Friday, April 28, 2017

3 Questions to Ask Yourself When Battling Negativity


Notice the word “battling” from this title.  It implies that you will struggle with negativity and that you will fight it.  There can be no passivity on your part.  It will take conscious, mental effort in order to overcome it.  Not only will you be able to do this, but it will become easier the more you practice until one day… it won’t feel like such an overbearing battle anymore.    
Whenever we’re drowning in negativity, it’s good to already have a game plan for how to deal with it because our minds aren’t functioning at its best when we’re in that state.  We tend to lose all reason and logic and it seems like our negativity only breeds more negativity.  No one wants to be near us when we’re like that.  I know that for me, it can be difficult to not let someone’s negativity transfer to me, however, I think it should always be our goal to be the positive influence in other people’s lives rather than letting anyone’s negativity suede us to the dark side - but perhaps that’s a discussion for another time.  What I want to focus on now is how we can decelerate, or even better, stop completely the speeding roller coaster of our negativity so that we can salvage the rest of our day, move on, and be happier.  There are three questions that I tend to ask myself whenever I’m in a funk and they’ve really seemed to help me recuperate.  The three questions are:


1) What are the facts?


When we are deep in a funk, our negativity can cloud our thinking.  It’s important to separate what’s real from what’s not.  This is one way to help “snap out of it”.  I realize that it isn’t always that easy, but an honest reality check with yourself can help stop the momentum of negative thinking.

2) Does this serve me?


Once you collect the facts, you then want to discard not only what’s false, but also anything that may be true that doesn’t serve you.  Does the thought make you feel bad and does dwelling on it only make you feel worse?  If so, then it’s not helping you get out of your funk. 

3) What do I like?


If you are having negative thoughts about yourself, name something that you like about yourself. 
If you are having negative thoughts about someone else, name something that you like about that person. 
If you are having negative thoughts about a situation that you are in, name something that you like about that situation. 
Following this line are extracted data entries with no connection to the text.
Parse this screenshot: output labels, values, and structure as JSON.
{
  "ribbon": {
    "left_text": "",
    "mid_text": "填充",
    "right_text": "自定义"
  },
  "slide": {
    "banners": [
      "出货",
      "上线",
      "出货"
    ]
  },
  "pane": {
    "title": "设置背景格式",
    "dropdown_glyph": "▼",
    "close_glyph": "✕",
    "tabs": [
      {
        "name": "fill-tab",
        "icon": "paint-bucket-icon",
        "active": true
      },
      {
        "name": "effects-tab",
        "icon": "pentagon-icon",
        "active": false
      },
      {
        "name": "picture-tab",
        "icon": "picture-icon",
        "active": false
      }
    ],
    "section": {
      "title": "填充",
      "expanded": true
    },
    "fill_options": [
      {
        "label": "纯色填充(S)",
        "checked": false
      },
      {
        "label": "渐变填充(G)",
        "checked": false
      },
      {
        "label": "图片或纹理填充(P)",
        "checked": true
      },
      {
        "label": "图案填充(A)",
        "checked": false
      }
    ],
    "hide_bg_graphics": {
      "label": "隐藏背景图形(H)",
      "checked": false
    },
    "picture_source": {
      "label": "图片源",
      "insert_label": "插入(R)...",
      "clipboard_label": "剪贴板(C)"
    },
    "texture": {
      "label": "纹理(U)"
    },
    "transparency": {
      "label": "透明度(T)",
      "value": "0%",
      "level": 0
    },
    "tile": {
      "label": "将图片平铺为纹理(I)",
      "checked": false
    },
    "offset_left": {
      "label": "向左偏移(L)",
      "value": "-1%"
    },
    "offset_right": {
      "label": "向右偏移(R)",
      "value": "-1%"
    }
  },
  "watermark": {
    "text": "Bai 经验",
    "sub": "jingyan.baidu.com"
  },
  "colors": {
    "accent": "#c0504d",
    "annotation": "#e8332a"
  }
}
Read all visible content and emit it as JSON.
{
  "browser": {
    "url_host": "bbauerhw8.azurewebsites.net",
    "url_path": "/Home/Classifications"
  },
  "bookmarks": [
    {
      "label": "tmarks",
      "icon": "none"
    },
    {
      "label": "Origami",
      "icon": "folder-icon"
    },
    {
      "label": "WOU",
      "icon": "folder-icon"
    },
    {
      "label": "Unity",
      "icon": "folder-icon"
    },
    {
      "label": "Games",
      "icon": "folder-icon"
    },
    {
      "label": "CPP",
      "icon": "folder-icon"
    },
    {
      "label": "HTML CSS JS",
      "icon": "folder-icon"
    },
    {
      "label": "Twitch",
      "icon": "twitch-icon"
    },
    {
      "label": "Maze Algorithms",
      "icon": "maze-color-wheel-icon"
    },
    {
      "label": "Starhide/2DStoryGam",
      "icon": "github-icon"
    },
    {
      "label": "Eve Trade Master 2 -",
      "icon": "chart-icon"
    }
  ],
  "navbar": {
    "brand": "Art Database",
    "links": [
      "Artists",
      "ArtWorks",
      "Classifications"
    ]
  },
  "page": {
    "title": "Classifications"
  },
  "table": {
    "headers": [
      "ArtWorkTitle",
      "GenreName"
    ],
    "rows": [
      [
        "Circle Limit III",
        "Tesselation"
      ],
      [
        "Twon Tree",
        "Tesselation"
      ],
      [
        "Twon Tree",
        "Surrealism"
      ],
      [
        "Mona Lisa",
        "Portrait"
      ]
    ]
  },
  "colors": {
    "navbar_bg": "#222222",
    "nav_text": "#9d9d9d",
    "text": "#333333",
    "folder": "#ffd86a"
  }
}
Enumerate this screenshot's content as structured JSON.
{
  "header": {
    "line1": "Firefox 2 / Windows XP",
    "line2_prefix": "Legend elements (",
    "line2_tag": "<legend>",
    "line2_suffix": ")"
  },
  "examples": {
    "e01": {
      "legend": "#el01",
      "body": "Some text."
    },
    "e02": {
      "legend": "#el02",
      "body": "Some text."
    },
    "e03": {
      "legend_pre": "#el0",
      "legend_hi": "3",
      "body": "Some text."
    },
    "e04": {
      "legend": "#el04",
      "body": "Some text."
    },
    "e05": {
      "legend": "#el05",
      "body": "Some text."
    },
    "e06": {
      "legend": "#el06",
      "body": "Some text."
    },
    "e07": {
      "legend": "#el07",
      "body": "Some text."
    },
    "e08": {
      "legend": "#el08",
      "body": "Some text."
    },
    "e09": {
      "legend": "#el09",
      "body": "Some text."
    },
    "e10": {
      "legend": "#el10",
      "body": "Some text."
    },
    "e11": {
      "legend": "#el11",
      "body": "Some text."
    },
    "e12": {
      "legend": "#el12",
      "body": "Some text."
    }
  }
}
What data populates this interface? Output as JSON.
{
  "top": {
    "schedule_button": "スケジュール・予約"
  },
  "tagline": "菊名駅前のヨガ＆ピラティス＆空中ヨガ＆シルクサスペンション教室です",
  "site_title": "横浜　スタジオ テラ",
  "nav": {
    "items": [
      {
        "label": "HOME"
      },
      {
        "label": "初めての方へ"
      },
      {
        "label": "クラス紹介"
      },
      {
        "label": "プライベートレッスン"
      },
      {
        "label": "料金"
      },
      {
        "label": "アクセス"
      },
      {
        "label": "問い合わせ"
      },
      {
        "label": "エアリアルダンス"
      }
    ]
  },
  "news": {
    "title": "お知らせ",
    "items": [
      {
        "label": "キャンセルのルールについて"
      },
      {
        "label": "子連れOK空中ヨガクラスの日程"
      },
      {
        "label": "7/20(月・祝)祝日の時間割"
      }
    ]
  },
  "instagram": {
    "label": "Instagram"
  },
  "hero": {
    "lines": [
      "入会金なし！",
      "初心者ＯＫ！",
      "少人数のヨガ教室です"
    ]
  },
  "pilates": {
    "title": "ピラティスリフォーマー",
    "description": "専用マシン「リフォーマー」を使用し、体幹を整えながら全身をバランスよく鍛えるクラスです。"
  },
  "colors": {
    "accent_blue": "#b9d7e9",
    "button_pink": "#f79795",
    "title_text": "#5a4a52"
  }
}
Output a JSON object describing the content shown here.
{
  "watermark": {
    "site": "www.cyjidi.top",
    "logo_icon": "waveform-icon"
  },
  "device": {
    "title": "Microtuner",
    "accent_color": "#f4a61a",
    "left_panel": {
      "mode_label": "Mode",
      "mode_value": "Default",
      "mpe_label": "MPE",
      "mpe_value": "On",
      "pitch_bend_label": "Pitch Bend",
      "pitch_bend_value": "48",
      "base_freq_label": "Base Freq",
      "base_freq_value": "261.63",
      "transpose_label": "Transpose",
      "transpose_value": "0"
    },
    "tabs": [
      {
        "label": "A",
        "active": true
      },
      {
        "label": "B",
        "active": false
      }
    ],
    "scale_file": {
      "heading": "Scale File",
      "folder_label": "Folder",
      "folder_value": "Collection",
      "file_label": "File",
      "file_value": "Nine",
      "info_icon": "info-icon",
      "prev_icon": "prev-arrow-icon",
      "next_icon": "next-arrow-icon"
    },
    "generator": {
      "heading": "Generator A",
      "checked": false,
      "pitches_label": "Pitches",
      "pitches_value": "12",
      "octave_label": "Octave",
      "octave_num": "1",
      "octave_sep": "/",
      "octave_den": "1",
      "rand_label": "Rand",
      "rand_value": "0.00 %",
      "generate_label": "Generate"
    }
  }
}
For example, sometimes I feel negatively about how my job takes up all of my time and it feels like I have no time for myself.  So, first of all, what are the facts?  Well, I work eight hours a day at my job and have less time for other things I’d like to do, but it isn’t true that I have no time at all.  It may be true that fitting in time for certain things I’d like to do is difficult, but it’s not impossible.  Does this thought serve me?  No.  Dwelling on the fact that I don’t have as much time as I would like does more harm than good.  What do I like about this situation?  I like that my job provides me with an income that I can use to save for a house and that it has a retirement plan that can help support myself for the future.  I also often find the work that I do relaxing, such as typing and organizing files.         

The process is kind of like cleaning out your closet.  You need to first get rid of all the clothes that no longer fit you or that you no longer like to wear anymore.  Sometimes we have intentions of wearing something again that we haven’t worn in months, but deep down we know that we won’t (What will I honestly wear again and what will I not wear again?  Do these clothes serve me anymore?  What clothes do I like?).  Once we get rid of all of the junk, we can then start to think about replacing it with more quality items (quality/positive thoughts) that we’d actually want to wear.    

When along for the ride, sometimes our biggest obstacle is ourselves.  When we know the truth behind our negativity, we can then start to dismantle its power not only by seeing it for what it really is, but also by adjusting our focus toward the positive.  It takes conscious effort, especially when the positive seems invisible, but it is there - you just have to look for it.